= Constables' Central Committee =

The Constables' Central Committee is one of the tripartite organisations that make up the Police Federation of England and Wales. It is the representative body for those police officers of the rank of constable, of which there are approximately 107,000 members.

== History ==
The Constables' Central Committee was founded as part of the Police Federation of England and Wales, which was set up by the Police Act 1919, following two police strikes. The Liberal government of David Lloyd George was frightened by the prospect of the police going on strike and created the Police federation of England and Wales and withdrew the right of officers in the UK to strike.

Police officers are technically not employees, but crown-appointed warrant holders. This allowed the police their unique independent status and notionally provides the citizens of the UK a protection from any government that might wish unlawfully to use the police as an instrument against them.

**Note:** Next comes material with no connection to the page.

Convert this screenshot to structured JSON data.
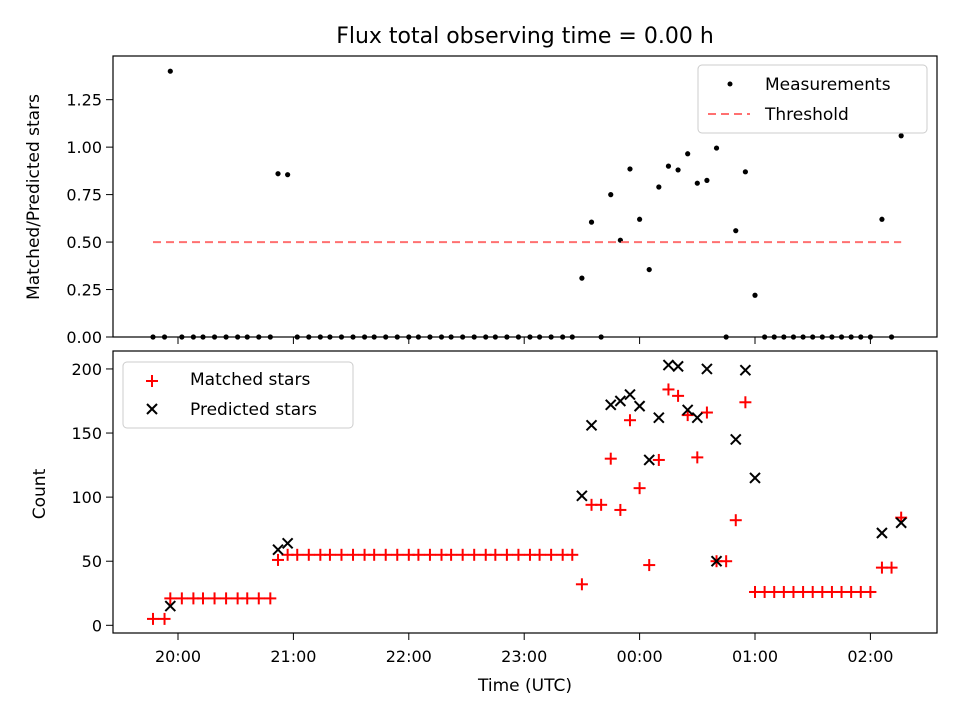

The Police Federation was set up by the statute to represent the rights and interests of its members, hence its recent involvement in campaigns involving drugs and licensing hours. Many observers mistakenly equate the Police Federation with a trade union. This is an incorrect assumption as it was set up specifically by the government of the day not to be a trade union.

== Organisation ==
The Constables' Central Committee is the largest of the tripartite organisations of the Police Federation along with the Inspectors' Central Committee and the Sergeants' Central Committee. Each of the 43 police forces within England and Wales has its own federation structure based on the three branch boards based on rank. The Constables' Central Committee join the other two rank boards to meet as a Joint Board, or in the Metropolitan Police's case, as a Joint Executive.

The 43 forces are grouped into eight regions. Each of the regions send a Constable, Sergeant and Inspector to the National Body called the Joint Central Committee. Due to its size, The Metropolitan Police Federation send two officers of each rank to the Joint Central Committee.

The incumbent Chairman of the Constables' Central Committee is Julie Nesbit, who also takes the role of Constables' National Police Women's Representative. The Committee shares its HQ with the other rank boards and the Joint Central Committee, at Federation House, Leatherhead. This HQ also incorporates the federation's national training centre and hotel facility for Federation members.